175 Investigation of Arctic Mixed-Phase Clouds during ACLOUD By Airborne Active and Passive Microwave Remote Sensing (MiRAC) and Forward Simulations

Wednesday, 11 July 2018
Regency A/B/C (Hyatt Regency Vancouver)
Mario Mech, University of Cologne, Cologne, Germany; and S. Crewell, A. Ehrlich, M. Wendisch, R. Neuber, and M. Maahn

In May/June 2017 the aircraft field campaign ACLOUD (Arctic CLoud Observations Using airborne measurements during polar Day) has successfully been completed. Two identical but complimentary equipped research aircraft, Polar 5 & 6 by the Alfred Wegener Institute for Polar and Marine Research, Germany, were operated from Longyearbyen at Spitzbergen to investigate Arctic boundary layer mixed-phase clouds by in situ and remote sensing measurements. Flight pattern were coordinated with satellite overpasses and ground-based measurements at the research station in Ny-Ålesund and the research vessel Polarstern which performed comprehensive measurements with an ice floe camp at 80(?) deg north.

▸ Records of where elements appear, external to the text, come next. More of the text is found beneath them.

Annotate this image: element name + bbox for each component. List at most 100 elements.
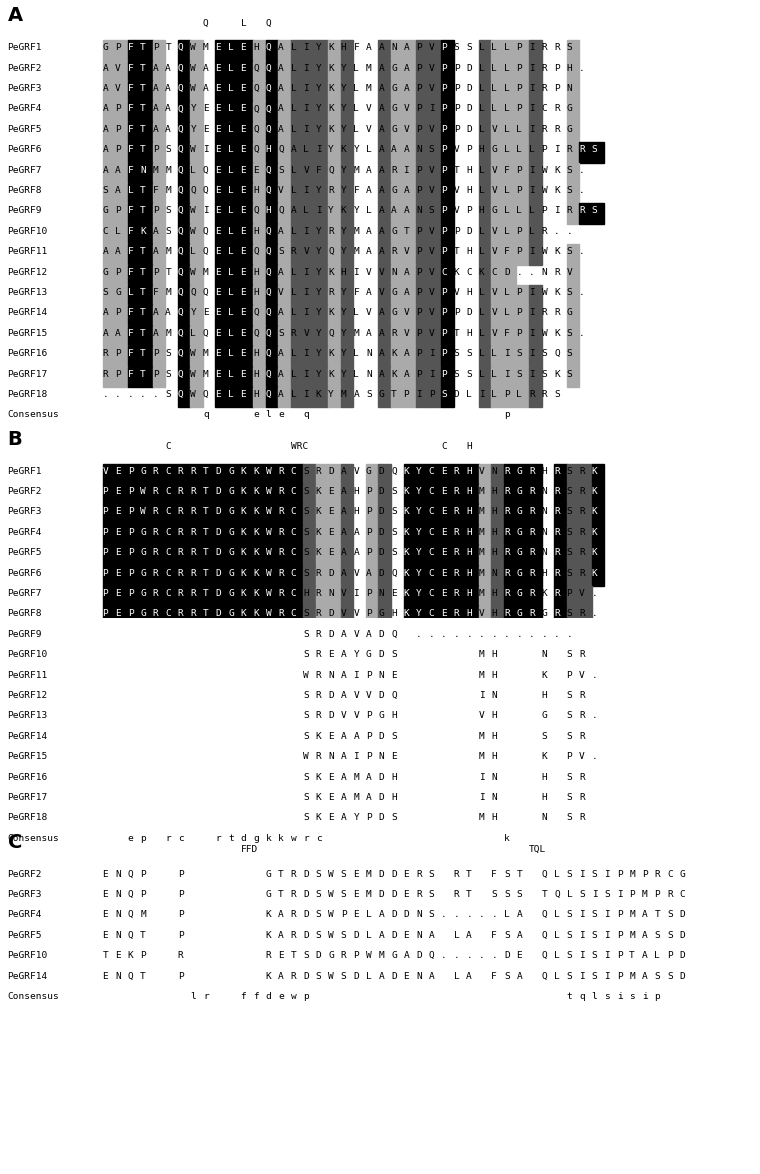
Bar [216,810,228,831]
Text: C: C [429,691,435,700]
Text: PeGRF18: PeGRF18 [8,390,48,399]
Text: G: G [140,670,146,680]
Bar [328,668,341,688]
Bar [429,927,441,949]
Text: N: N [441,890,447,899]
Text: A: A [340,753,347,761]
Bar [404,949,416,969]
Bar [404,969,416,989]
Text: A: A [378,972,385,980]
Bar [679,888,692,908]
Text: E: E [216,63,221,73]
Text: F: F [128,349,134,358]
Bar [492,927,504,949]
Text: R: R [579,548,585,558]
Text: S: S [391,548,397,558]
Text: A: A [116,248,121,256]
Bar [479,366,491,387]
Bar [128,810,140,831]
Bar [203,525,216,545]
Text: R: R [667,890,673,899]
Bar [253,203,266,224]
Bar [504,285,517,305]
Bar [190,484,203,505]
Text: V: V [454,207,460,216]
Text: D: D [328,609,334,619]
Text: Q: Q [178,146,184,154]
Bar [140,203,153,224]
Text: P: P [441,248,447,256]
Text: R: R [153,609,159,619]
Text: K: K [253,629,259,639]
Bar [340,325,353,346]
Text: Q: Q [253,207,259,216]
Text: L: L [290,185,296,195]
Text: P: P [516,166,522,175]
Text: E: E [404,931,410,940]
Bar [592,688,604,708]
Bar [492,729,504,749]
Text: R: R [454,589,460,598]
Text: i: i [641,992,648,1001]
Text: A: A [340,487,347,497]
Bar [216,305,228,325]
Bar [404,346,416,366]
Text: G: G [516,466,522,475]
Bar [441,668,454,688]
Text: Q: Q [178,390,184,399]
Text: H: H [391,609,397,619]
Text: P: P [128,609,134,619]
Text: P: P [128,753,134,761]
Text: A: A [429,931,435,940]
Text: Q: Q [203,288,209,297]
Text: K: K [404,753,410,761]
Text: W: W [190,85,196,93]
Bar [404,927,416,949]
Text: Q: Q [541,870,547,878]
Text: P: P [103,629,109,639]
Bar [303,908,316,927]
Text: P: P [153,43,159,53]
Text: E: E [441,711,447,721]
Bar [253,729,266,749]
Bar [328,790,341,810]
Bar [416,708,429,729]
Bar [253,387,266,407]
Bar [103,366,116,387]
Bar [116,525,128,545]
Text: A: A [340,568,347,578]
Text: W: W [190,146,196,154]
Text: R: R [153,814,159,823]
Bar [391,888,404,908]
Bar [316,285,328,305]
Text: A: A [404,370,410,379]
Bar [567,305,579,325]
Text: G: G [228,589,234,598]
Text: E: E [441,507,447,517]
Bar [454,866,466,888]
Text: W: W [366,951,372,960]
Bar [190,606,203,627]
Bar [303,749,316,769]
Text: R: R [579,691,585,700]
Text: S: S [303,951,309,960]
Bar [529,346,541,366]
Text: A: A [278,931,284,940]
Bar [328,627,341,647]
Text: A: A [103,124,109,134]
Bar [492,888,504,908]
Bar [404,525,416,545]
Text: R: R [529,691,535,700]
Bar [116,866,128,888]
Text: L: L [479,309,485,317]
Text: R: R [529,507,535,517]
Text: C: C [429,568,435,578]
Bar [116,484,128,505]
Text: R: R [328,288,334,297]
Text: K: K [592,507,597,517]
Text: L: L [479,85,485,93]
Text: M: M [366,63,372,73]
Text: G: G [228,814,234,823]
Text: Y: Y [353,650,359,660]
Text: R: R [153,772,159,782]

A key component of the remote sensing instrumentation on Polar 5 is the novel Microwave Radar/radiometer for Arctic Clouds (MiRAC). It consists of a 94 GHz frequency modulated continuous wave (FMCW) radar and passive radiometer with frequencies in the sub-millimeter range between 183 and 340 GHz similar to future satellite missions aiming at ice clouds and moisture profiling. Together with the other remote sensing measurements, i.e. lidar, spectral solar, and in situ measurements, the radar reflectivity and other radar moments can be used to derive properties of arctic mixed-phase clouds. A key tool in this process are radiative transfer forward simulations with the passive and active mircowave transfer model (PAMTRA).

Within this presentation we will introduce the concept of MiRAC, including the process of correcting for aircraft motion, and first results of the measurements taken during ACLOUD including validation with ground-based radar. Furthermore, we will introduce PAMTRA and present its capabilities as a tool for cloud and precipitation studies involving measurements with active and passive microwave instruments. This involves forward simulating the measurements based on atmospheric models, sensitivity studies investigating various scattering assumptions, and comparison between models, satellites and airborne measurements. Finally, first results of retrieval approaches for arctic-mixed phase clouds are presented.